I thought it an interesting perspective. Most of the so-called news coverage I have heard about the Governor's line item veto focused on women, children and AIDS patients. Certainly, these are the areas where Democrats will seek to override the Governor's veto. While I could understand (while disagreeing with) the Governor's decision that there was not enough money in the budget for these safety net social services, I would not say the Governor was trying to get back at women, children and AIDS patients.
What did occur to me was the huge amount of discretionary funding for urban areas that the Governor cut. Here, I could see retribution. The State Supreme Court ordered the Governor to send $500 million to urban areas to adequately fund schools. The Governor then responded by reducing State aid to urban areas by $140 million. This particular cut was labeled "vindictive" by Sheila Oliver and by Bonnie Watson-Coleman.
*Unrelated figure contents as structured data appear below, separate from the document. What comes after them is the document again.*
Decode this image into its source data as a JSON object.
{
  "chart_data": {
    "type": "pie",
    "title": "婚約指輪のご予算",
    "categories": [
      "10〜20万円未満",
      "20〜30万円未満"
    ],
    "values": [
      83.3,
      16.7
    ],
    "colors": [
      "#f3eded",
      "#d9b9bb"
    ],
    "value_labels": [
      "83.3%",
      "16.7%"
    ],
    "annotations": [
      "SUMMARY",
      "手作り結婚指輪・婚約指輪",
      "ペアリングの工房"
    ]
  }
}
On the one hand, the Governor is catering to his base, wealthy suburbs which feel that too many of their tax dollars are sent to urban areas. On the other hand, the Governor was simply continuing to act as the unitary executive of New Jersey. The Supreme Court says to send more money? He just goes around the Supreme Court.
I think that the Sen. Buono, when using the word "retribution," has hit on a potentially powerful criticism of the Governor. Using the power of one's office to seek retribution against political enemies and taxpayers is not one of the qualities most people look for in a President. At least Nixon had the good sense to use intermediaries, for all the good it did him.